Donald Medley v. Donnie Ames, Superintendent, Mt. Olive Correctional Complex

CourtWest Virginia Supreme Court
DecidedMarch 23, 2022
Docket21-0113
StatusPublished

This text of Donald Medley v. Donnie Ames, Superintendent, Mt. Olive Correctional Complex (Donald Medley v. Donnie Ames, Superintendent, Mt. Olive Correctional Complex) is published on Counsel Stack Legal Research, covering West Virginia Supreme Court primary law. Counsel Stack provides free access to over 12 million legal documents including statutes, case law, regulations, and constitutions.

Bluebook
Donald Medley v. Donnie Ames, Superintendent, Mt. Olive Correctional Complex, (W. Va. 2022).

Opinion

FILED March 23, 2022 EDYTHE NASH GAISER, CLERK

STATE OF WEST VIRGINIA SUPREME COURT OF APPEALS OF WEST VIRGINIA SUPREME COURT OF APPEALS

Donald Medley, Petitioner Below, Petitioner

vs.) No. 21-0113 (Mingo County 17-C-35)

Donnie Ames, Superintendent, Mt. Olive Correctional Complex, Respondent Below, Respondent

MEMORANDUM DECISION

Petitioner Donald Medley, by counsel Cullen C. Younger, appeals the January 6, 2021, order of the Circuit Court of Mingo County that denied his petition for post-conviction habeas corpus relief.

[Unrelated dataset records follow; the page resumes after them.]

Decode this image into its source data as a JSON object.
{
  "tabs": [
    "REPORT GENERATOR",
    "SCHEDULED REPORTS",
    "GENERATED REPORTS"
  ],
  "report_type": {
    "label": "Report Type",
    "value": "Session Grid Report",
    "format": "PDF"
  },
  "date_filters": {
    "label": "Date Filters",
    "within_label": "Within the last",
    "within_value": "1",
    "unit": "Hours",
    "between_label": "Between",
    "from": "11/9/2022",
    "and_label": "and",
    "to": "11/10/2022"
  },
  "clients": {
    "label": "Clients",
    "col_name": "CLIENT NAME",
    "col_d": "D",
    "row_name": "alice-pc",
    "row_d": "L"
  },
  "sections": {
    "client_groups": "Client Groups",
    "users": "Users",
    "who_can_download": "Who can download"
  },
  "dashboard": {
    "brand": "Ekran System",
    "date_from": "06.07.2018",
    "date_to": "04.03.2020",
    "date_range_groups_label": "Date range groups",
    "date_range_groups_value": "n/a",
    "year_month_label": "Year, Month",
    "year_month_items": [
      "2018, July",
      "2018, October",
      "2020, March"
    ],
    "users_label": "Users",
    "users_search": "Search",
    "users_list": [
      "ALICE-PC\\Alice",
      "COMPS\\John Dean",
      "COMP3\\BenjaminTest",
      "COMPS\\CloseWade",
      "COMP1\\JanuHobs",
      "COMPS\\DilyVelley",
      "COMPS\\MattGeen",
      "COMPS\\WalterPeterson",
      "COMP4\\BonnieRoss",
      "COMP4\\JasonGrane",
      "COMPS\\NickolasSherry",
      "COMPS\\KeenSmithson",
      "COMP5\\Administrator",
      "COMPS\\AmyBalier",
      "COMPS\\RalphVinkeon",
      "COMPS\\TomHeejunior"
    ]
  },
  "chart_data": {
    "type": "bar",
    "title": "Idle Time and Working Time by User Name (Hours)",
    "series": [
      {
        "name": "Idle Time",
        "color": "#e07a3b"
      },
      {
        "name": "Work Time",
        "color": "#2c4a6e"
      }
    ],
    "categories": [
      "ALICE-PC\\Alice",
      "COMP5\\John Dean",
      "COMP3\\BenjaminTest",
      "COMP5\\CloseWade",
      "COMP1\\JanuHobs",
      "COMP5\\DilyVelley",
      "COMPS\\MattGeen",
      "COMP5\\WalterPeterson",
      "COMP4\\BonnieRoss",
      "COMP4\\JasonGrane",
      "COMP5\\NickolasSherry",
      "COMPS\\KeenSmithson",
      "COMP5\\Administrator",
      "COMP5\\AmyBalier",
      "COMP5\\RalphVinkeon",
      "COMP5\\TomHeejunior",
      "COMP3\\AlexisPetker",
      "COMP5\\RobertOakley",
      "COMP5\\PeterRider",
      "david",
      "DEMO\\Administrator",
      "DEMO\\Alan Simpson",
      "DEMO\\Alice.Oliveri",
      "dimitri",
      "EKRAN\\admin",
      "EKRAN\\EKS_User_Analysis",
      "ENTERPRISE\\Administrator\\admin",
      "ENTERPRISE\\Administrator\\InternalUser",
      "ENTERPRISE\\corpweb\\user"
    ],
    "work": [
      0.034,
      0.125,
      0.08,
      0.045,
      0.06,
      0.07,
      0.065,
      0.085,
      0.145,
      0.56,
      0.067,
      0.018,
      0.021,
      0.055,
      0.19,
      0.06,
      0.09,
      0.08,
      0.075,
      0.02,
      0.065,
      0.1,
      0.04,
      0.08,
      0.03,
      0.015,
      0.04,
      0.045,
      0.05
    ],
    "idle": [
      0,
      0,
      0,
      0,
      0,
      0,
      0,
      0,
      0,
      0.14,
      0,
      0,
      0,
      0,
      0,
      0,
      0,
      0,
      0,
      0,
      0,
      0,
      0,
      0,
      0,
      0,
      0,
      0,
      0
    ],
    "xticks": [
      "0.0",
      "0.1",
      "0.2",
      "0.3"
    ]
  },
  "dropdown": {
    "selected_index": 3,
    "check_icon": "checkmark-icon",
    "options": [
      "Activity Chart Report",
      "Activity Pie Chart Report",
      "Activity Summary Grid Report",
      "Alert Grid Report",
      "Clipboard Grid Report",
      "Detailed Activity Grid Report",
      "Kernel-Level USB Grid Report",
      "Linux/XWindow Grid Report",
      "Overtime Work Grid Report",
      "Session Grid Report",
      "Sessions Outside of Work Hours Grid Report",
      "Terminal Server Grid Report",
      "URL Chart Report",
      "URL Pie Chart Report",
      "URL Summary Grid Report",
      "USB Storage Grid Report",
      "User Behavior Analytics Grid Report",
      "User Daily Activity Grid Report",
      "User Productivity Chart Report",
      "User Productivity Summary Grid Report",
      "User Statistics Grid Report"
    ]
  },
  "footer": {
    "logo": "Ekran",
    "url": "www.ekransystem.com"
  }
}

Respondent Donnie Ames, Superintendent, Mt. Olive Correctional Complex, by counsel Patrick Morrisey and Andrea Nease Proper, responds in support of the circuit court’s order.

This Court has considered the parties’ briefs and the record on appeal. The facts and legal arguments are adequately presented, and the decisional process would not be significantly aided by oral argument. Upon consideration of the standard of review, the Court finds no substantial question of law and no prejudicial error. For these reasons, a memorandum decision affirming the circuit court’s order is appropriate under Rule 21 of the Rules of Appellate Procedure.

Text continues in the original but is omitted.